Der tschechische Kirchenreformer Jan Hus war auch ein sprachlicher Meister, dem wir die diakritischen Zeichen verdanken, also die Häkchen und Strichlein über Konsonanten, die uns deren Aussprache verraten. Als wortmächtiger Streiter für seine Muttersprache wütete Hus im November 1412 gegen „Prazane i jini Cechove jenz mluvie odpoly cesky a odpoly nemecky“ – Prager und andere Tschechen, die halb tschechisch, halb deutsch sprechen, wie er mit ellenlanger Wortliste nachwies. Vergeblich war’s dennoch: Die Prager und alle Tschechen blieben bei ihrem Wortgut, weswegen auf ihren Speisekarten der Knödel nach wie vor „knedlik“ heißt.

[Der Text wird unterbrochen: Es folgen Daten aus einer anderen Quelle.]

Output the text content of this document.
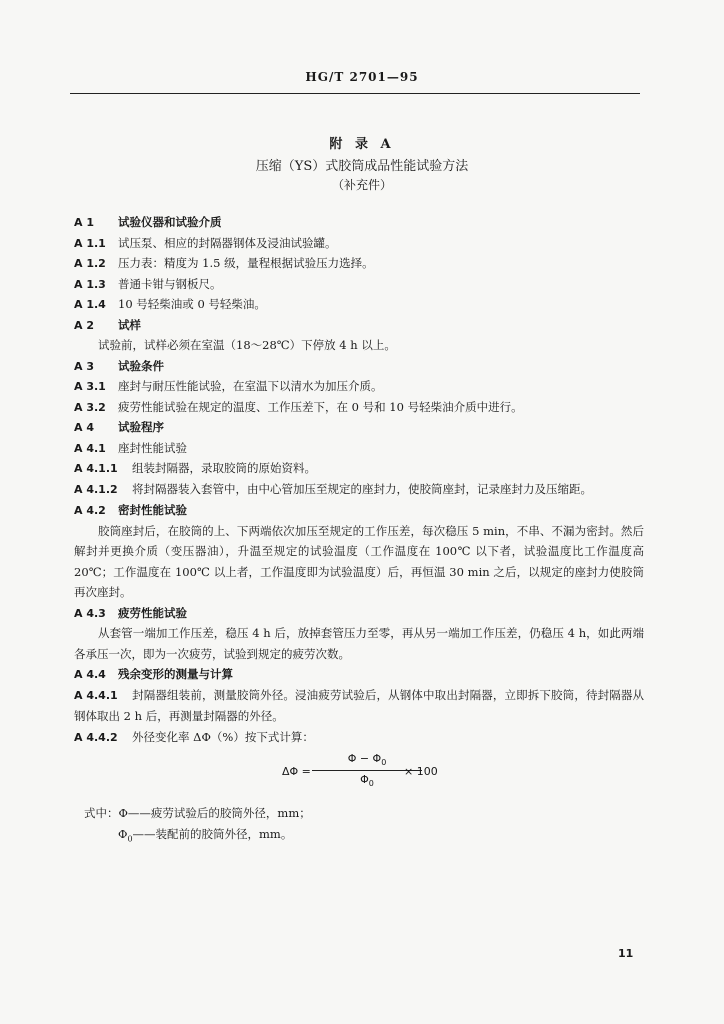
HG/T 2701—95
附 录 A
压缩（YS）式胶筒成品性能试验方法
（补充件）
A 1 试验仪器和试验介质
A 1.1 试压泵、相应的封隔器钢体及浸油试验罐。
A 1.2 压力表：精度为 1.5 级，量程根据试验压力选择。
A 1.3 普通卡钳与钢板尺。
A 1.4 10 号轻柴油或 0 号轻柴油。
A 2 试样
试验前，试样必须在室温（18～28℃）下停放 4 h 以上。
A 3 试验条件
A 3.1 座封与耐压性能试验，在室温下以清水为加压介质。
A 3.2 疲劳性能试验在规定的温度、工作压差下，在 0 号和 10 号轻柴油介质中进行。
A 4 试验程序
A 4.1 座封性能试验
A 4.1.1 组装封隔器，录取胶筒的原始资料。

A 4.1.2 将封隔器装入套管中，由中心管加压至规定的座封力，使胶筒座封，记录座封力及压缩距。

A 4.2 密封性能试验
胶筒座封后，在胶筒的上、下两端依次加压至规定的工作压差，每次稳压 5 min，不串、不漏为密封。然后解封并更换介质（变压器油），升温至规定的试验温度（工作温度在 100℃ 以下者，试验温度比工作温度高 20℃；工作温度在 100℃ 以上者，工作温度即为试验温度）后，再恒温 30 min 之后，以规定的座封力使胶筒再次座封。
A 4.3 疲劳性能试验
从套管一端加工作压差，稳压 4 h 后，放掉套管压力至零，再从另一端加工作压差，仍稳压 4 h，如此两端各承压一次，即为一次疲劳，试验到规定的疲劳次数。
A 4.4 残余变形的测量与计算

A 4.4.1 封隔器组装前，测量胶筒外径。浸油疲劳试验后，从钢体中取出封隔器，立即拆下胶筒，待封隔器从钢体取出 2 h 后，再测量封隔器的外径。

A 4.4.2 外径变化率 ΔΦ（%）按下式计算：
ΔΦ =
$\Phi - \Phi_0$
$\Phi_0$
× 100
式中：Φ——疲劳试验后的胶筒外径，mm；
$\Phi_0——$装配前的胶筒外径，mm。
11
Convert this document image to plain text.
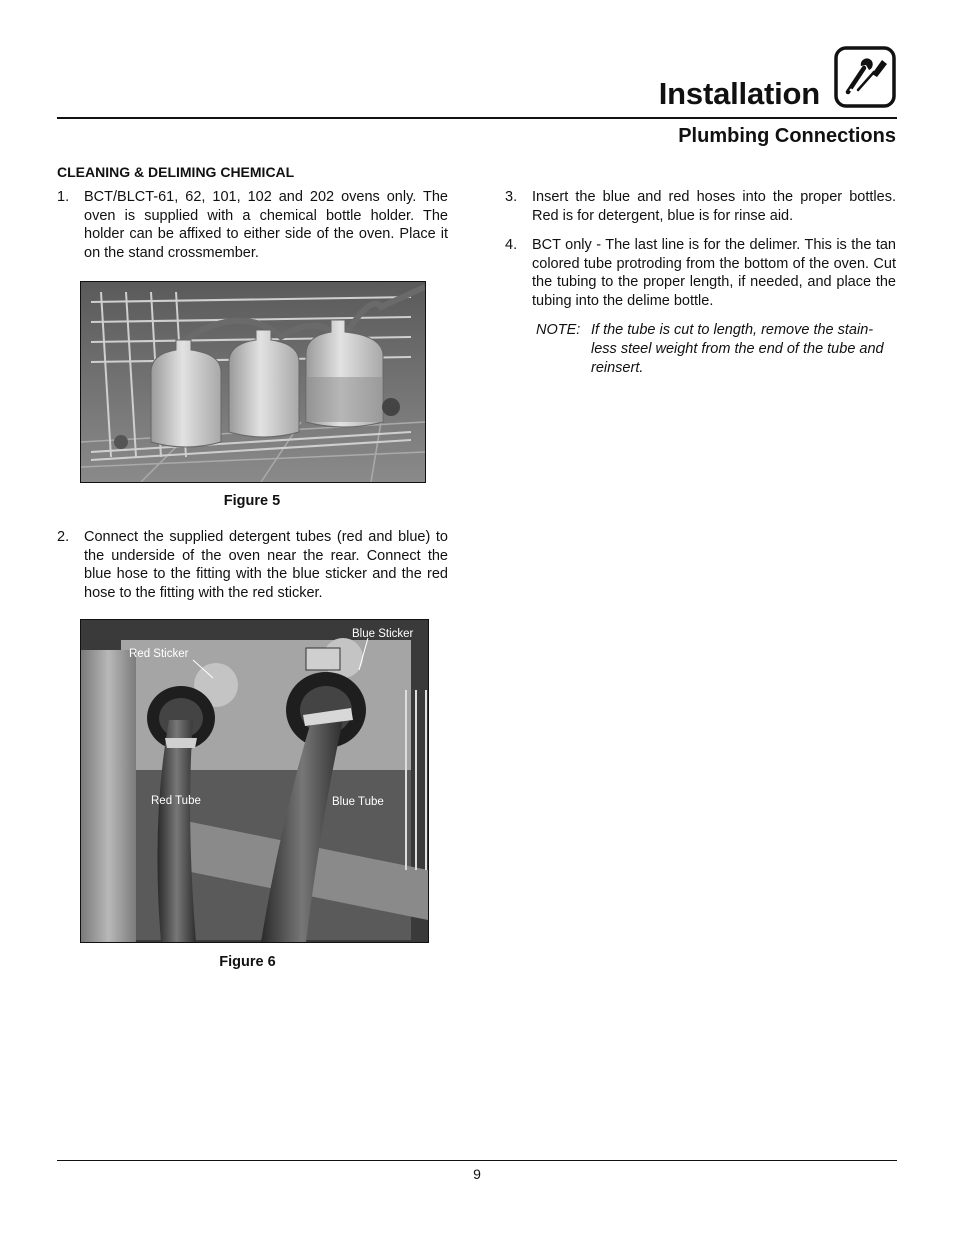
Installation
Plumbing Connections
CLEANING & DELIMING CHEMICAL
1. BCT/BLCT-61, 62, 101, 102 and 202 ovens only. The oven is supplied with a chemical bottle holder. The holder can be affixed to either side of the oven. Place it on the stand crossmember.
Figure 5
2. Connect the supplied detergent tubes (red and blue) to the underside of the oven near the rear. Connect the blue hose to the fitting with the blue sticker and the red hose to the fitting with the red sticker.
Red Sticker
Blue Sticker
Red Tube	Blue Tube
Figure 6
3. Insert the blue and red hoses into the proper bottles. Red is for detergent, blue is for rinse aid.
4. BCT only - The last line is for the delimer. This is the tan colored tube protroding from the bottom of the oven. Cut the tubing to the proper length, if needed, and place the tubing into the delime bottle.
NOTE: If the tube is cut to length, remove the stain-less steel weight from the end of the tube and reinsert.
9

Auch das „hantuch“ hatte Magister Hus mißfallen, was Tschechen egal war, obwohl sie es mittlerweile nur noch selten schwenken. Das unterscheidet das „hantuch“ vom  „fortuch, fartuch, fertuch“, also Vortuch respektive Schürze. Ein (kyrillisch geschriebenes) „fartuk“ erleben auch Russen bei alten Frauen oder kleinen Mädchen (bei denen es zur Schuluniform gehört).

Im gebirgigen Dreiländereck Tschechien – Polen – Slowakei ist es Teil der regionalen Tracht und der grenzüberschreitenden schlesischen Mundart, die von ihren Sprechern selbstbewußt „ponaszimu“ (auf Heimisch) genannt wird.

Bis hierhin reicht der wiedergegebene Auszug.